Het is niet de voldoening die mensen beleven tijdens een zeldzame zonsverduistering (dieren kruipen slechts in hun holen en planten wenden zich zwijgzaam af), het is de de lust die we ervaren wanneer we beseffen dat ons iets heel speciaals is overkomen, en dat speciale in het volgende ogenblik kunnen relativeren, niet zo zwaar nemen. Als we het namelijk te zwaar nemen, zal de vrolijkheid snel omslaan in angstvallig streven, om het behaalde resultaat veilig te stellen, en een gevoel van aanspraak zwelt in ons gemoed, en zelfs verontwaardiging bij de gedachte, dat het ook uit had kunnen blijven.
Er zijn genoeg medeburgers die een heel arsenaal sluimerende talenten paraat hebben zodra ze door de vrolijkheid gepakt dreigen te worden. Na een welverdiende maar onverwachte promotie – ik bedoel een verhoging in het ambt – bolderen ze niet vol vrolijkheid in een van ’t Hek-bus naar de Bretagne, nee ze snuiten een keer hun neus en strepen de gedane festiviteit door in hun agenda. Bij de geboorte van hun eerste kind wordt het tweede gepland, en zijn oudedagvoorziening gelijk erbij. In bed is lachen taboe, en vrolijk zijn is iets voor wezens die het ware leven niet kennen.

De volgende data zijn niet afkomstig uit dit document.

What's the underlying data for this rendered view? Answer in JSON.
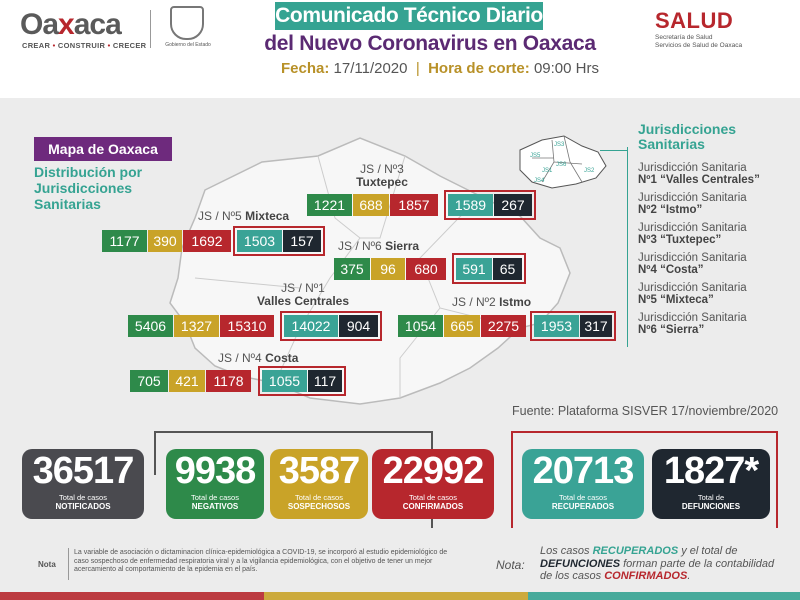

In Nederland is deze manier van denken boven de rivieren alom bekend. Ze is in de laatste jaren ondergronds gegaan, en heeft niet veel meer te maken met de curieuze zwarte kousen of het spreekwoordelijke calvinistische vingertje. Met calvinistische kolenschoppen wordt er ondertussen aangepakt, en wie al te vrolijk wordt mag een weekje doorbakken aan de costa’s of in andere postmoderne kroketkolonies waar we cursussen kunnen volgen.
Maar laat ik niet te hard van stapel lopen, niet voordat het schip is opgekalefaterd en zeevaardig is gemaakt. Vrolijkheid heeft iets met fantasie te maken. Want wat we nodig hebben om iets echt als een bijzonder voorval te waarderen (een stralende zon, een sneeuwlaag op de bomen, lof, ganze-eieren, geld, geitenkaas, status, stationsrestauraties, macht, marsepein) en tegelijkertijd niet zo belangrijk te nemen. Daarvoor is fantasie nodig. Zonder die fantasie is de kans aanwezig dat iemand zijn levensweg afstemt op de mantra „nou, daar word je ook niet vrolijk van“, en zijn of haar volledig geërodeerde vermogen om vrolijk te zijn met alle macht wil wreken op z’n sociale omgeving. Het talent om vrolijk te zijn is het talent, een verhaal in de juiste toonaard ergens omheen te verzinnen. Uitgerust met die vaardigheid worden mensen vrolijk van kleinigheden die ze dagelijks meemaken.
Wat is de juiste toonaard? Er lijken twee tegenstrijdige stromingen aan het werk. De ene wil bakboord en met halfvolle zeilen bij vol bewustzijn genieten van de verantwoorde voorpret; het andere wil stuurboord en juist snel buitengaats, het avontuur tegemoet en alles wat aan de horizon opduikt bezingen in compromisloze uitgelatenheid. Misschien siert ons hier de rol van eenzame strandjutter, die tijdens lange wandelingen over het strand de restanten van deze controverse inzamelt en ze ’s avonds met een glaasje oude genever grinnikend bestudeert.